Fim dos anos 70, desenhista, designer de ambientes e cartunista, recém formado arquiteto, metido em movimentos de contracultura e volta à natureza, fui morar no mato. Comprei um sítio após uma tentativa frustrada de morar numa comunidade. Onde? Alto Paraiso, GO. Foram 3 anos cantando "Refazenda", criando carrapatos, plantando mato e comendo arroz integral com gersal.

Foi também no fim dos 70 que nasci de novo, após três anos errando à procura de um sentido para a vida em filosofias do extremo oriente. Minha procura terminou no oriente médio
e os anjos ficaram alegres.

Voltei à civilização para continuar a carreira de arquiteto. Tive escritório de arquitetura, fui vendedor de materiais de acabamento, negociador no Banco Itaú e Cia do Metrô, editor de publicações cristãs da Verdades Vivas, tradutor técnico e diretor de comunicação e marketing da Widesoft.

Dinossauro da Internet no Brasil, em 1996 criei meu primeiro site, o bilíngüe
True Stories, seguido do trilíngüe Chapter-A-Day. Trabalhando na Widesoft, criei a comunidade Widebiz e ultimamente mantenho alguns blogs, como este CAFE, o biográfico Quero Contar e o devocional O Pintor em Minha Janela.

Hoje sou
palestrante, escritor, professor e estrategista de comunicação e marketing, além de garçom aqui no Mario Persona CAFE. Para saber mais é só clicar nos docinhos do cardápio profissional lá no alto.

Descobri o ócio criativo e faço que gosto trabalhando em casa. Meus clientes nunca iam ao meu escritório — nem eu — por isso decidi assumir o modelo home-office, conectado a um atendimento profissional, empresas parceiras, ao meu filho
Lucas Persona e aos meus clientes.
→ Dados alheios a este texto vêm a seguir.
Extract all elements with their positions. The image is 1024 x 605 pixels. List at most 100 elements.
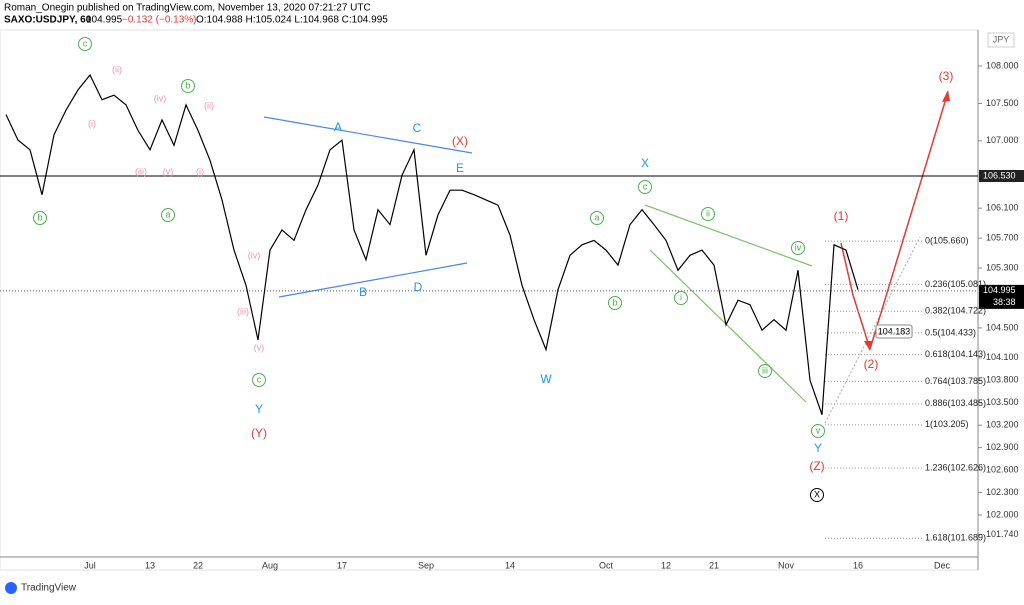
- x-tick-label: 12: [661, 560, 671, 570]
- wave-label: iv: [795, 242, 802, 252]
- x-tick-label: 17: [337, 560, 347, 570]
- publisher: Roman_Onegin published on TradingView.co…: [4, 3, 371, 14]
- price-line-series: [5, 73, 859, 415]
- wave-label: (Y): [251, 426, 267, 440]
- wave-circle: [252, 373, 266, 387]
- wave-label: X: [641, 156, 649, 170]
- y-tick-label: 103.800: [986, 375, 1019, 385]
- fib-label: 0.382(104.722): [925, 306, 986, 316]
- x-tick-label: Aug: [262, 560, 278, 570]
- wave-label: X: [814, 489, 820, 499]
- wave-circle: [791, 241, 805, 255]
- wave-label: (iv): [154, 93, 167, 103]
- wave-label: (iii): [237, 306, 249, 316]
- fib-label: 0.236(105.081): [925, 279, 986, 289]
- fib-label: 0(105.660): [925, 235, 969, 245]
- y-tick-label: 104.100: [986, 352, 1019, 362]
- trendline: [263, 116, 473, 154]
- fib-label: 0.618(104.143): [925, 349, 986, 359]
- wave-label: (ii): [112, 64, 122, 74]
- wave-circle: [181, 79, 195, 93]
- wave-label: c: [83, 38, 88, 48]
- y-tick-label: 102.600: [986, 464, 1019, 474]
- arrow: [869, 91, 949, 350]
- currency: JPY: [993, 34, 1010, 44]
- x-tick-label: Oct: [599, 560, 614, 570]
- x-tick-label: Sep: [418, 560, 434, 570]
- wave-label: (iii): [135, 166, 147, 176]
- y-tick-label: 103.200: [986, 420, 1019, 430]
- callout: 104.183: [878, 326, 911, 336]
- trendline: [644, 204, 813, 267]
- fib-label: 0.764(103.785): [925, 376, 986, 386]
- wave-label: A: [334, 120, 342, 134]
- wave-label: (3): [939, 69, 954, 83]
- wave-label: a: [594, 212, 599, 222]
- y-tick-label: 102.900: [986, 442, 1019, 452]
- resistance-label: 106.530: [983, 170, 1016, 180]
- fib-label: 1.618(101.689): [925, 533, 986, 543]
- currency-box: [987, 32, 1015, 48]
- fib-label: 1.236(102.626): [925, 463, 986, 473]
- wave-label: D: [414, 280, 423, 294]
- fib-label: 0.886(103.485): [925, 398, 986, 408]
- wave-label: (v): [163, 166, 174, 176]
- price-box: [979, 284, 1024, 309]
- wave-label: Y: [255, 402, 263, 416]
- price-box: [979, 170, 1024, 183]
- brand: TradingView: [21, 583, 77, 594]
- wave-circle: [638, 180, 652, 194]
- plot-frame: [0, 29, 979, 571]
- fib-trend: [824, 236, 921, 424]
- wave-label: (iv): [248, 250, 261, 260]
- logo: [5, 582, 17, 594]
- wave-label: (i): [196, 166, 204, 176]
- wave-circle: [811, 424, 825, 438]
- symbol: SAXO:USDJPY, 60: [4, 15, 92, 26]
- wave-circle: [161, 208, 175, 222]
- y-tick-label: 105.300: [986, 262, 1019, 272]
- wave-circle: [674, 291, 688, 305]
- wave-circle: [758, 364, 772, 378]
- x-tick-label: Dec: [934, 560, 951, 570]
- arrow-head: [864, 341, 872, 351]
- arrow-head: [942, 90, 950, 102]
- fib-label: 1(103.205): [925, 419, 969, 429]
- y-tick-label: 107.000: [986, 135, 1019, 145]
- wave-label: (1): [834, 209, 849, 223]
- wave-label: v: [816, 425, 821, 435]
- x-tick-label: 16: [853, 560, 863, 570]
- y-tick-label: 106.100: [986, 203, 1019, 213]
- last-price-label: 104.995: [983, 285, 1016, 295]
- wave-label: (ii): [204, 100, 214, 110]
- wave-label: Y: [814, 441, 822, 455]
- countdown: 38:38: [993, 297, 1016, 307]
- fib-label: 0.5(104.433): [925, 327, 976, 337]
- wave-circle: [590, 211, 604, 225]
- wave-label: b: [37, 212, 42, 222]
- wave-circle: [78, 37, 92, 51]
- x-tick-label: 22: [193, 560, 203, 570]
- wave-label: (X): [452, 134, 468, 148]
- trendline: [649, 249, 807, 403]
- wave-label: (2): [864, 357, 879, 371]
- wave-label: c: [643, 181, 648, 191]
- y-tick-label: 103.500: [986, 397, 1019, 407]
- wave-label: a: [165, 209, 170, 219]
- wave-label: (i): [88, 118, 96, 128]
- y-tick-label: 107.500: [986, 98, 1019, 108]
- wave-label: ii: [706, 208, 710, 218]
- x-tick-label: Jul: [84, 560, 96, 570]
- x-tick-label: 14: [505, 560, 515, 570]
- wave-label: E: [456, 161, 464, 175]
- wave-label: (Z): [809, 459, 824, 473]
- y-tick-label: 108.000: [986, 60, 1019, 70]
- wave-label: b: [612, 297, 617, 307]
- wave-label: (v): [254, 342, 265, 352]
- arrow: [840, 242, 871, 350]
- y-tick-label: 102.300: [986, 487, 1019, 497]
- price: 104.995: [86, 15, 123, 26]
- y-tick-label: 105.700: [986, 232, 1019, 242]
- change: −0.132 (−0.13%): [122, 15, 197, 26]
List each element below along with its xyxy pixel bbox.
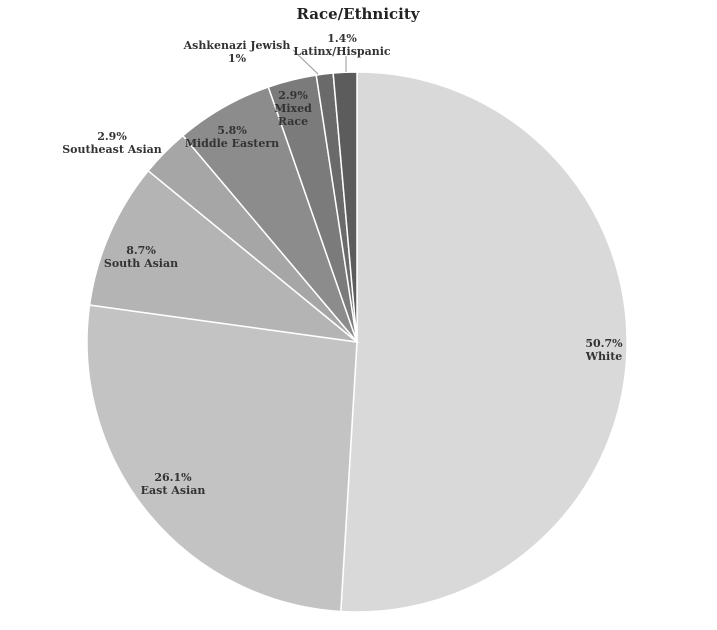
pie-slice-east-asian bbox=[86, 304, 358, 613]
leader-lines bbox=[292, 49, 347, 75]
slice-labels: 50.7% White 26.1% East Asian 8.7% South Asian… bbox=[62, 32, 623, 497]
pie-slice-white bbox=[340, 71, 628, 613]
data-label-white: 50.7% White bbox=[585, 337, 623, 363]
leader-line-ashkenazi-jewish bbox=[292, 49, 319, 75]
chart-title: Race/Ethnicity bbox=[296, 5, 420, 23]
data-label-middle-eastern: 5.8% Middle Eastern bbox=[185, 124, 279, 150]
data-label-east-asian: 26.1% East Asian bbox=[141, 471, 206, 497]
data-label-latinx-hispanic: 1.4% Latinx/Hispanic bbox=[293, 32, 390, 58]
data-label-mixed-race: 2.9% Mixed Race bbox=[274, 89, 312, 128]
data-label-south-asian: 8.7% South Asian bbox=[104, 244, 178, 270]
pie-slices bbox=[86, 71, 628, 613]
data-label-ashkenazi-jewish: Ashkenazi Jewish 1% bbox=[183, 39, 291, 65]
data-label-southeast-asian: 2.9% Southeast Asian bbox=[62, 130, 162, 156]
pie-slice-south-asian bbox=[88, 169, 360, 344]
pie-slice-latinx-hispanic bbox=[332, 71, 358, 343]
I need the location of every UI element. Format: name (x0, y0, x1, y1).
Adotei o modelo futuro no presente.

Ao lado de minha mesa fica a poltrona de meu filho Pedro, que passa o dia escutando música. Quem é Pedro? Esta é uma outra história que você encontra no livro
"Uma Luta pela Vida", de minha filha Lia Persona, ou acompanhando o blog Quero Contar .

Com tanta
gente lendo meus textos, visitando meu site, assistindo minhas palestras, costumo receber um bom número de e-mails de leitores. Mas nenhum foi tão enigmático quanto aquele que trazia apenas uma pergunta: "Por que você se chama Mario Persona?".

"Você é o contador de histórias de sua própria vida, e poderá ou não criar sua própria lenda."